I suppose I should briefly recap on that 'other' recent event, mainly being the tiresome inevitability of me turning 29 which is one year away from 30. Oh dear life, where have you gone? I miss you so. Needless to say it was a fairly non scintillating event or should I say non-event what with the absence of friend's (no really, i am the official Billy No Mates) alcohol, money, sex and drugs. My parents are in Spain although they did kindly leave me a card and some money before the departed and to her defence she did remember to ring up on the day. Both my brothers however failed to send cards. Seeing as money is something we don't have The Husband got me a card (The Children made me one each) and promised to 'be my slave for the day' which in theory sounds most satisfying however factor into this that I had to go out (in the rain, the rain I tell you! scandalous!) with The Toddler to stop The Toddler and The Child from killing each other (Due to The Child being off school with another pesky flare up of the dreadful affliction called Mesenteric Adenitis). So quite how I get a slave for the day when i'm somewhat evicted from home is quite frankly beyond my comprehension and the words 'short' & 'Straw' spring to mind.

My days expedition was somewhat brave of me as it involved the fortuitous event of finally kicking ones own arse into touch and meeting up with an old friend who i've only seen once in around 6 years due to my best friends Anxiety and Depression crippling me in the social sense (along with their acquaintance, Obesity) Unfortunately The Toddler went into her usual 'I don't know you' mode and rendered herself mute, if only she was I tell you, if only! I jest, I do so love my little chatterbox. Honestly. However, she appears to be getting a cold of doom and awoke from an impromptu nap in her buggy to serenade us with a meltdown complete with a side order of extra gooey snot and super thick tears.
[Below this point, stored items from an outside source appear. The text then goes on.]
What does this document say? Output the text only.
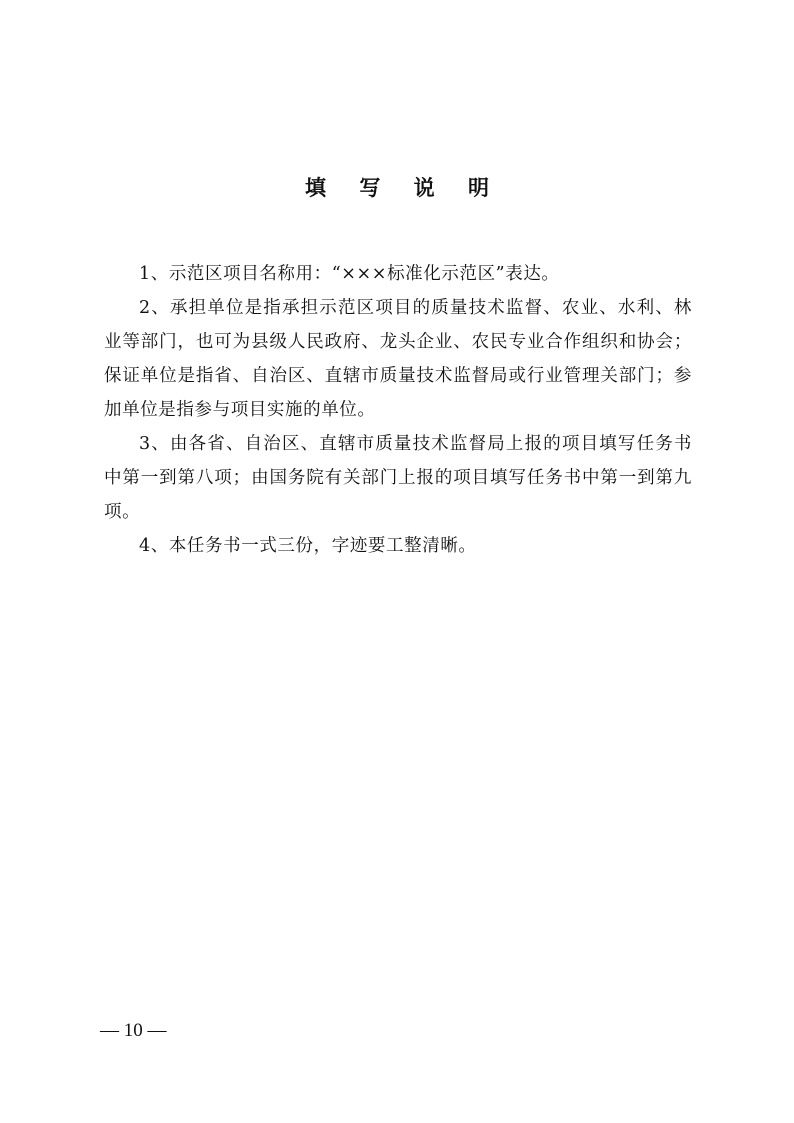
填 写 说 明

1、示范区项目名称用：“×××标准化示范区”表达。

2、承担单位是指承担示范区项目的质量技术监督、农业、水利、林业等部门，也可为县级人民政府、龙头企业、农民专业合作组织和协会；保证单位是指省、自治区、直辖市质量技术监督局或行业管理关部门；参加单位是指参与项目实施的单位。

3、由各省、自治区、直辖市质量技术监督局上报的项目填写任务书中第一到第八项；由国务院有关部门上报的项目填写任务书中第一到第九项。

4、本任务书一式三份，字迹要工整清晰。

— 10 —
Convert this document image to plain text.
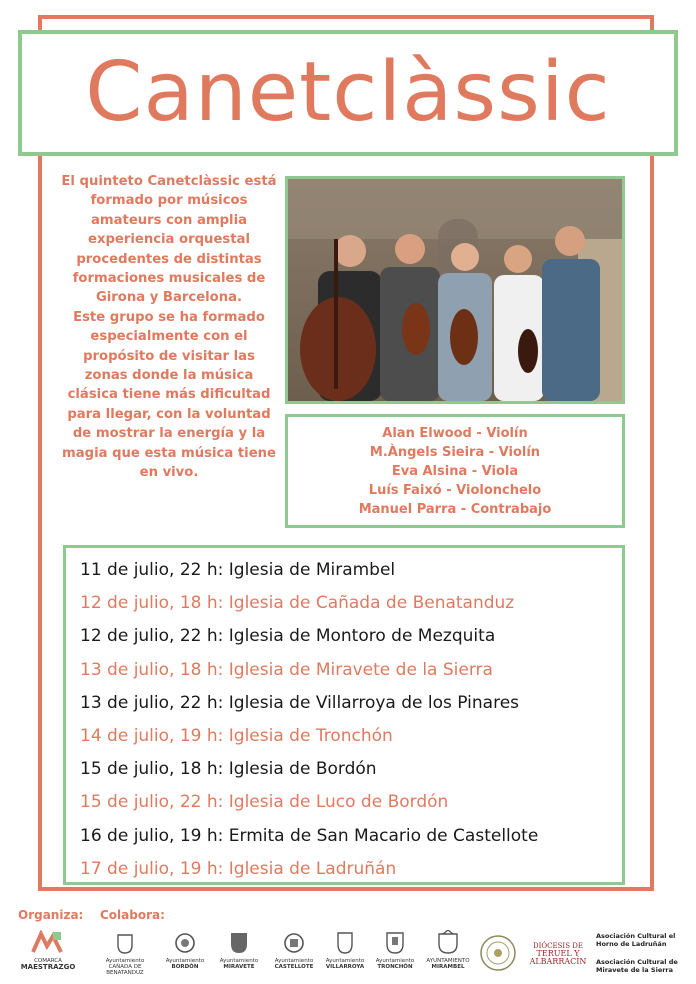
Canetclàssic

El quinteto Canetclàssic está formado por músicos amateurs con amplia experiencia orquestal procedentes de distintas formaciones musicales de Girona y Barcelona.

Este grupo se ha formado especialmente con el propósito de visitar las zonas donde la música clásica tiene más dificultad para llegar, con la voluntad de mostrar la energía y la magia que esta música tiene en vivo.

Alan Elwood - Violín
M.Àngels Sieira - Violín
Eva Alsina - Viola
Luís Faixó - Violonchelo
Manuel Parra - Contrabajo
11 de julio, 22 h: Iglesia de Mirambel
12 de julio, 18 h: Iglesia de Cañada de Benatanduz
12 de julio, 22 h: Iglesia de Montoro de Mezquita
13 de julio, 18 h: Iglesia de Miravete de la Sierra
13 de julio, 22 h: Iglesia de Villarroya de los Pinares
14 de julio, 19 h: Iglesia de Tronchón
15 de julio, 18 h: Iglesia de Bordón
15 de julio, 22 h: Iglesia de Luco de Bordón
16 de julio, 19 h: Ermita de San Macario de Castellote
17 de julio, 19 h: Iglesia de Ladruñán
Organiza: Colabora:
COMARCA
MAESTRAZGO
Ayuntamiento
CAÑADA DE BENATANDUZ
Ayuntamiento
BORDÓN
Ayuntamiento
MIRAVETE
Ayuntamiento
CASTELLOTE
Ayuntamiento
VILLARROYA
Ayuntamiento
TRONCHÓN
AYUNTAMIENTO
MIRAMBEL
DIÓCESIS DE
TERUEL Y
ALBARRACÍN
Asociación Cultural el
Horno de Ladruñán
Asociación Cultural de
Miravete de la Sierra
The bus journey home was interesting in so far as I had to struggle with the ever increasing motion sickness that I get through traveling on buses when cheggers, a very chatty Toddler (see! oh how she talks...!), several bags and an awkward folded buggy propped up by my feet.

The highlight of my Birthday (there was one, honest...) was The Toddler and The Child performing 'Happy Birthday' to me, acapella, whilst I was trying to drown soak in the bath in the morning.

On another happy note I now have shiny slut red nails. rar. All is not lost. Oh the glamour.